Der gebürtige Engländer Chipperfield richtet die Flagshipstores von Valentino ein, ist als Architekt des America‘s Cup Gebäudes von Valencia, des Folkwang Museum in Essen oder der Museumsinsel in Berlin bekannt. „Es sollte ein zeitgemäßes, mit der Modernität der Brenta Boote korrespondierendes Interieur entstehen, das dennoch komfortabel ist. Abgerundete Ecken, gepolsterte Oberflächen und edle Materialien tragen zu einem eleganten, zugleich behaglichen Ausbau bei“ ergänzt Chipperfield.
Schmidts neues Boot sollte deutlich schneller sein. Deshalb die seglerische Konzeption und der aufwändige Leichtbau. „Ein leichteres Boot ist einfacher und sicherer zu handhaben, weil geringere Kräfte wirken.“ Daher die gewichtsparende, anspruchsvolle Bauweise in zeitgemäßer Faserverbundtechnologie mit einem auf seine Anwendung abgestimmten Materialmix. Die hohe Segeltragezahl von 5,5 spricht für sich.
Ebenso wichtig ist Schmidt auch die zweckmäßige Ausstattung. Das Boot ist betont einfach, nur mit bewährten Komponenten ausgerüstet. „Entbehrliche Spielereien, die es an Bord nicht gibt, muss ich später nicht reparieren“ meint der erfahrene Segler.
Die eigentliche Herausforderung bei diesem Boot sei, es einfach zu machen. Die Abläufe beim Segeln und Bordleben müssten logisch sein. „Einfach ist schwer“ fasst Schmidt zusammen.
Die Brenta 80 ist ein ungewöhnliches Design. Der Clou ist der gestreckte, das Boot zwischen Mast und Achterschiff abdeckende Aufbau. In dieses geduckte Deckshaus eingelassen ist die T-förmige Mittelplicht. Hier lässt sich das Boot einhand vom Rudergänger segeln. Die Plicht punktet mit der Übersicht eines Flushdeckers.
Die mittschiffs und achtern zur umlaufenden Schanz angehobene Bordwand bietet auch ein großes Maß gefühlter Sicherheit. Von der Seite gesehen verschwindet das Deckshaus nahezu ganz hinter der schützend angehobenen Bordwand.
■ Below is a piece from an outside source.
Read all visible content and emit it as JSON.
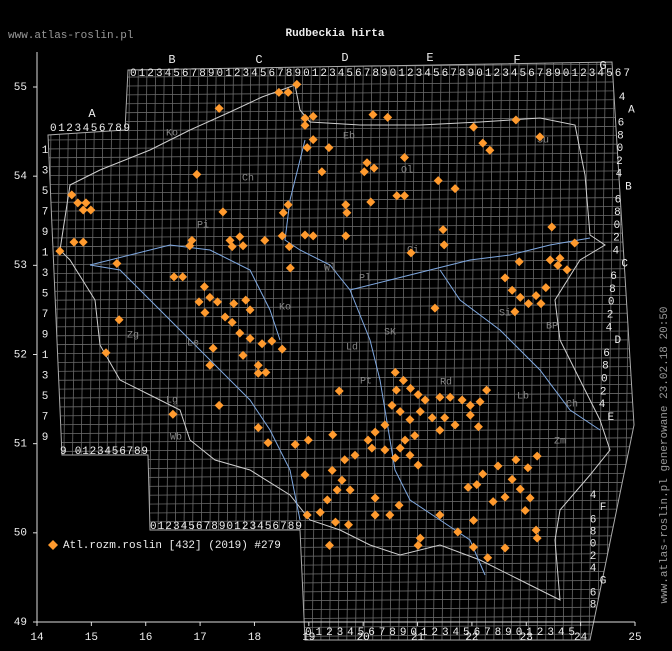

Die schwarz gehaltenen Seiten strecken den Aufbau und geben ihm als umlaufendes Band eine moderne Anmutung, passend zur Brenta-typisch aufgeräumten Formensprache.
Die Brenta 80 ist ein klassisches Eignerschiff. Die Eignerkajüte nimmt ein Viertel der verfügbaren Länge unter Deck ein. Im breiten Achterschiff untergebracht gibt es unterwegs auf See oder vor Anker die wenigsten Wassergeräusche. Sie hat einen separaten Eingang und eine eigene Terrasse, wo man sich beim Ankern und Segeln zurückziehen kann.
Die Technik wurde für weltweite Fahrt ausgelegt, möglichst simpel gehalten und nur vernetzt wo es sinnvoll ist. Bis hin zur Auswahl von Tauwerk und Klemmen zeigt sich die langjährige Erfahrung von Projektleiter Andreas Bock. Als Ergebnis einer eigenen Messreihe mit Klemmen und Tauwerk von 2,5 bis 5 t Haltekraft wurde die sicherste und verschleißärmste Kombination ausgesucht.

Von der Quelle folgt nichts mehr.